Boris van der Ham over islamverlaters in ‘Nieuwe vrijdenkers’. Met het accent op de maatschappelijke bewustwording

Oud-politicus en voorzitter van het Humanistisch Verbond Boris van der Ham heeft met journalist Rachid Benhammou het boek ‘Nieuwe vrijdenkers’ geschreven. In een aankondiging zegt uitgeverij Prometheus bij wie het boek verschijnt waar het over gaat: ‘In Nieuwe vrijdenkers komen twaalf Nederlandse voormalige moslims aan het woord die zich hebben losgemaakt van de religie van hun ouders. Bij sommigen ging dat gemakkelijk, maar anderen kregen te maken met zeer heftige reacties van hun familie, waarbij enkelen zelfs werden verstoten. Een aantal van de geïnterviewden is nu openlijk atheïst, agnost, humanist of vrijdenker, maar velen van hen leiden een dubbelleven omdat de buitenwereld niets weet van hun afvalligheid.’

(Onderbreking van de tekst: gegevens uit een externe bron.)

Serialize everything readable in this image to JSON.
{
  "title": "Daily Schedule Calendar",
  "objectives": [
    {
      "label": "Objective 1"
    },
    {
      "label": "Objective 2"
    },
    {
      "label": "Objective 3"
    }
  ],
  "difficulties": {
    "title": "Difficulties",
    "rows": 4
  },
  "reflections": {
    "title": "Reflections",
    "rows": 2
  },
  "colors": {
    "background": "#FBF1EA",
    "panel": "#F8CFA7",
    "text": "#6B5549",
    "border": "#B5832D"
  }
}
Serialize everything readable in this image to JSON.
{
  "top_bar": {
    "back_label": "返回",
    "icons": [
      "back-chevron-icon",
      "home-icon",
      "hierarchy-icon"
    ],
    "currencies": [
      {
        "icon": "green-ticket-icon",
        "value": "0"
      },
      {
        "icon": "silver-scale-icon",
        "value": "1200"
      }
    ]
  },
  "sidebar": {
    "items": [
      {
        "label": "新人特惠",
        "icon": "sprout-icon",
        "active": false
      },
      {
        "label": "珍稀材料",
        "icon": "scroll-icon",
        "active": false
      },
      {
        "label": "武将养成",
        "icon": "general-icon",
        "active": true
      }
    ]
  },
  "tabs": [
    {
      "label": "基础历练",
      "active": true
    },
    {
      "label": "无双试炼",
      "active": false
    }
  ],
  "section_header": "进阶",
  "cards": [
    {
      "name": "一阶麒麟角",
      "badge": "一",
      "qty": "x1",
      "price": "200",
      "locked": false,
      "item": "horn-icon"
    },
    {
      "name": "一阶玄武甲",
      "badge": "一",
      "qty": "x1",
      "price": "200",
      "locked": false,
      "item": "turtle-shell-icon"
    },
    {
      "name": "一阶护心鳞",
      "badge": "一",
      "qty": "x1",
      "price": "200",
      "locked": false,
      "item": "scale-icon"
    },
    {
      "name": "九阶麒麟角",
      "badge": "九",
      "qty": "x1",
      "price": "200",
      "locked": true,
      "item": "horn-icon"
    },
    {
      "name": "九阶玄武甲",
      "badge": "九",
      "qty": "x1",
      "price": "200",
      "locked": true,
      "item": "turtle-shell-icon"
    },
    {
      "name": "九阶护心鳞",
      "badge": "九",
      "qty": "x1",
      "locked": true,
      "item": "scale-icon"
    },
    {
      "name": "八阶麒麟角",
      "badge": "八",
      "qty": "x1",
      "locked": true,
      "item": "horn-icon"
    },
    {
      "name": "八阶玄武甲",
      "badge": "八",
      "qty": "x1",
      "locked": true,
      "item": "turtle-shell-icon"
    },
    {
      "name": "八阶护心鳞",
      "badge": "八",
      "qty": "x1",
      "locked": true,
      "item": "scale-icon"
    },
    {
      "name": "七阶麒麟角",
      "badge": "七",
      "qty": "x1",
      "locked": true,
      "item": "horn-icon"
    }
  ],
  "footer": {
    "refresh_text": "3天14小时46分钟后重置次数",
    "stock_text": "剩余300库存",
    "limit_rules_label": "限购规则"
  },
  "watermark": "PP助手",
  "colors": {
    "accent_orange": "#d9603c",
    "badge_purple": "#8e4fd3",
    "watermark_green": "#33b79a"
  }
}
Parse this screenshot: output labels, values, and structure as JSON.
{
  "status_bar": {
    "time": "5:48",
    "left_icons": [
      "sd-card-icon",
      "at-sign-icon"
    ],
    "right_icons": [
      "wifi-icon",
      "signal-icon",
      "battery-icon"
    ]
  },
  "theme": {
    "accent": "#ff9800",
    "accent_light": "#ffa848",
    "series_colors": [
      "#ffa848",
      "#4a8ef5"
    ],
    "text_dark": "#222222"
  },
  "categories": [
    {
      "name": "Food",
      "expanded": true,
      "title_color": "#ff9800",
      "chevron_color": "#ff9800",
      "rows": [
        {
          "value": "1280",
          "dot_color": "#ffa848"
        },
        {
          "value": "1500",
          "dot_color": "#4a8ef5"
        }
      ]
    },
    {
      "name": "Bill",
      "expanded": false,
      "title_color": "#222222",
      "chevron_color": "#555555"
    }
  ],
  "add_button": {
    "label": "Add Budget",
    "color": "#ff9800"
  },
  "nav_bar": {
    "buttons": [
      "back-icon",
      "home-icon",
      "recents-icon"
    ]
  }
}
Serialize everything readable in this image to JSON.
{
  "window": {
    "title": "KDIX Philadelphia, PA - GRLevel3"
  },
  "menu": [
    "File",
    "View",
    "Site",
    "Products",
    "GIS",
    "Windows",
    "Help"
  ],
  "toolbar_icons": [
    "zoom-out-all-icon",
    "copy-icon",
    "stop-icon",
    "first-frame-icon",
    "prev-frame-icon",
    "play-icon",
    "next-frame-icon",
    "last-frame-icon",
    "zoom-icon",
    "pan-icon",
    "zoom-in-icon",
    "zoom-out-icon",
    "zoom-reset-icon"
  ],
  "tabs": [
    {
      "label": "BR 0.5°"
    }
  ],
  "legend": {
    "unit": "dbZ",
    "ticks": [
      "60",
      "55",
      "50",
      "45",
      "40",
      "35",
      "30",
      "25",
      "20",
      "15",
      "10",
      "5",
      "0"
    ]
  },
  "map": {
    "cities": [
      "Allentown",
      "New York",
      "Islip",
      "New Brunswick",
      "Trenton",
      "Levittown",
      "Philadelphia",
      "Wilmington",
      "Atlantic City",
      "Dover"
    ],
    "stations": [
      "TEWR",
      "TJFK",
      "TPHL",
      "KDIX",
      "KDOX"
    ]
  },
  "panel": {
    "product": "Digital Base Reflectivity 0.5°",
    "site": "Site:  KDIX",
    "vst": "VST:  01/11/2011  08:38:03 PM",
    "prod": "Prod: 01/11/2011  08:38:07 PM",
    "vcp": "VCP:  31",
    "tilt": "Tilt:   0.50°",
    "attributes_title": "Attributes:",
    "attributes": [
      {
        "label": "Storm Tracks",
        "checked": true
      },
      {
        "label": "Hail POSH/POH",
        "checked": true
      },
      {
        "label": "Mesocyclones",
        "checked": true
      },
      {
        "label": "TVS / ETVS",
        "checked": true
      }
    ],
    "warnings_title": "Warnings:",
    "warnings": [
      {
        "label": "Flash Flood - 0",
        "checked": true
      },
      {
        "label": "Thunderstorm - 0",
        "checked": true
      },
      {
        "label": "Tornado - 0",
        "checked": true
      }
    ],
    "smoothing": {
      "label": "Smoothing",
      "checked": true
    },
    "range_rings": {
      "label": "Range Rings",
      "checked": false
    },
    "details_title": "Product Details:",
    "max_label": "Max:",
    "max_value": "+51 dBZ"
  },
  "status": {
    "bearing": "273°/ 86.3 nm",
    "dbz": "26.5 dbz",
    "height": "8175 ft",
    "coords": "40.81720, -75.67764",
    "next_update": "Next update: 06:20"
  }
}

In Goedemorgen Nederland van WNL kiest Van der Ham een behoedzame uitleg als hij zegt dat het ‘soms onbekend is dat de islam verlaten zo’n groot probleem is’. Dat kan hij nauwelijks serieus menen. Want iedereen die ook maar enigszins op de hoogte is van wat speelt in de publieke opinie heeft zeker sinds de opgang van Wilders in 2004 kennis kunnen nemen van de problemen voor moslims om de islam te verlaten. Het is een taboe dat nauwelijks slijt door een gebrek aan bewustwording bij zowel islamverlaters als moslims.

Wat ontbreekt in het interview en de logische vervolgvraag aan Van der Ham geweest zou zijn is de vraag wat de rol van de overheid is. Van der Ham maakt het er overigens voor de interviewsters niet makkelijk op door niet de politieke kant, maar de menselijke kant van dit probleem voorop te zetten. Hij wil overduidelijk het probleem van de islamverlaters depolitiseren, met als gevolg dat de politieke kant ervan onbesproken blijft. Dat is jammer. Blijkbaar gaat volgens Van der Ham de maatschappelijke vóór de politieke bewustwording.

Daar valt best iets voor te zeggen. Zoals Van der Ham echter in het begin van het gesprek zegt is iedereen in Nederland vrij om te geloven, ‘maar ook om niet te geloven. Dat staat mooi op papier, maar in de praktijk is het soms ingewikkeld.’ Dat speelt nu en dient daarom nu aangepakt te worden omdat het belemmeren van de geloofsvrijheid in strijd met de grondrechten is. Dat heeft de wetmaker vastgelegd en moet de overheid met inzet van haar gezag voor elk individu garanderen. Dat houdt ook in het bieden van bescherming aan bedreigde islamverlaters. Daarnaast zou de overheid veel meer aan voorlichting kunnen doen door aan elke Nederlander uit te leggen wat godsdienstvrijheid is en het iedereen vrijstaat om te geloven of niet te geloven.